Veniamo poi a Totò di Natale. Con la marcatura che ha regalato la vittoria per l’Udinese sul Pescara, Antonio ha toccato quota 150 gol in maglia bianconera. Centocinquanta! E con pochissime coppe europee disputate in questi anni. Quando Vieri segnò la centesima (su 123 finali…) rete in nerazzurro furono ovazioni, corone e titoloni sui giornali. Di Natale ha vinto due delle precedenti tre classifiche dei marcatori, è in assoluto il giocatore italiano più prolifico degli ultimi anni, eppure mai nessuno che spenda qualche parola di elogio nei confronti di questo magnifico campione. Forse nelle grande redazioni non ti guardano, ma Totò sta sicuro che nel cuore della tua gente hai lasciato un segno indelebile, ed è questo quello che conta.

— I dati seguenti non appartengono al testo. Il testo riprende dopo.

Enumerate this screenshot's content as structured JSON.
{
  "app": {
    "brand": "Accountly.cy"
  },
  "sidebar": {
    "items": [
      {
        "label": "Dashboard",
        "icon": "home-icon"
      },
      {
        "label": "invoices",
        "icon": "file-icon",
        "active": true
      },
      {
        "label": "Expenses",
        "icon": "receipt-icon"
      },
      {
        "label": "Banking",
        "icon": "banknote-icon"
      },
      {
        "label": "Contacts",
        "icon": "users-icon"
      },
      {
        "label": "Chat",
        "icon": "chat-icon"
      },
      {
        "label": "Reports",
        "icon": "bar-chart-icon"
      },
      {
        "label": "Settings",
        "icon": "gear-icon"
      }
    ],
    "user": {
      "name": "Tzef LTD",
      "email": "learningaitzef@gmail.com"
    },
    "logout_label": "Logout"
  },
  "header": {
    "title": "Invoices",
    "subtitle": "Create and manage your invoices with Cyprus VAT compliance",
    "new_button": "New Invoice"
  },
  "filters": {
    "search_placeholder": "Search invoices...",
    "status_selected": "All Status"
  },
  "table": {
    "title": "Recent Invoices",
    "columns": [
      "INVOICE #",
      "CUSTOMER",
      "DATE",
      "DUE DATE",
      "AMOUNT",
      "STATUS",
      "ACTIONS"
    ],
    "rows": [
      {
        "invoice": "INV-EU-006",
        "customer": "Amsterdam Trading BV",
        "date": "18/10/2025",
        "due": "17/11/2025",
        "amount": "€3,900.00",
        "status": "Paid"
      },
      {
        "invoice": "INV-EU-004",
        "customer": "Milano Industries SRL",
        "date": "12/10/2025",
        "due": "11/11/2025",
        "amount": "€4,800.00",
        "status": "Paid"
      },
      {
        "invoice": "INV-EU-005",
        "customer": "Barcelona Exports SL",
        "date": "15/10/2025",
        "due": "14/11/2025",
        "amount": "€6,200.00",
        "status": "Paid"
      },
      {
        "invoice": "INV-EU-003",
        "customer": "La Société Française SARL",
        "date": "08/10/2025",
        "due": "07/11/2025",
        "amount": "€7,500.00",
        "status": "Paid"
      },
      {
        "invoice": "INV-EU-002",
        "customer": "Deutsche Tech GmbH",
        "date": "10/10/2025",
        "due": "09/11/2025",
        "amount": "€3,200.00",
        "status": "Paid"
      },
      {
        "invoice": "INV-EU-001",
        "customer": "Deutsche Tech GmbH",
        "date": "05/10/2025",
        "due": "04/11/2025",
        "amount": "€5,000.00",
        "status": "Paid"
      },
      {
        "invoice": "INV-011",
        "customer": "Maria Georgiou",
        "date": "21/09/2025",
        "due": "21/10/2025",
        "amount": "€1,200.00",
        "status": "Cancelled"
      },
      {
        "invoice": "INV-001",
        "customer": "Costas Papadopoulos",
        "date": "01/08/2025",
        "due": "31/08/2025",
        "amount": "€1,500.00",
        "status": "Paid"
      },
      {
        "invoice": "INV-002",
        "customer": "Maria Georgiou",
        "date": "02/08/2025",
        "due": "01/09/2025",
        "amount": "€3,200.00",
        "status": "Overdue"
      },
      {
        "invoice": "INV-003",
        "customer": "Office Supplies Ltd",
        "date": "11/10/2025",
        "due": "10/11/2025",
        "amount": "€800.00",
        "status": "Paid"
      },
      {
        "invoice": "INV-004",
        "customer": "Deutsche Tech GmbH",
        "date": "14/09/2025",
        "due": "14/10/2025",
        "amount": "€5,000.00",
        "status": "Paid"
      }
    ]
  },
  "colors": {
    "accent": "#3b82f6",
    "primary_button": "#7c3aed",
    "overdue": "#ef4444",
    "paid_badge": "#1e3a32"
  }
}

di natale pescara-udineseChiudo con una menzione per Francesco Totti. Certo, non si può dire che il capitano giallorosso non abbia avuto una carriera abbondantemente sotto i riflettori, ma concentriamoci sugli ultimi anni, in cui il mondo del calcio sembrava essersi un po’ dimenticato di lui. Il Pupone ha accettato le stravaganze tattiche di Luis Enrique, si è messo come l’ultimo dei ragazzini a fare gradoni per tutta l’estate con Zeman, ha subìto incompetenti di prim’ordine per i quali no, Totti cosa potrebbe mai dare ancora alla nazionale? Il tutto senza mai nemmeno un’ombra di polemica o di sceneggiata di ogni tipo, lontano da microfoni e macchine fotografiche e concentrato solo sul dare sempre il massimo. E allora eccolo lì, con i suoi due bambini dopo essere appena diventato il secondo bomber in assoluto della storia della serie A. Capitano mio capitano… non occorrono commenti ulteriori.

Ringraziamo quindi questa gente, ringraziamo i campioni silenziosi, che magari sono un po’ meno divertenti di altri, ma a loro almeno interessa ancora innanzitutto giocare a calcio.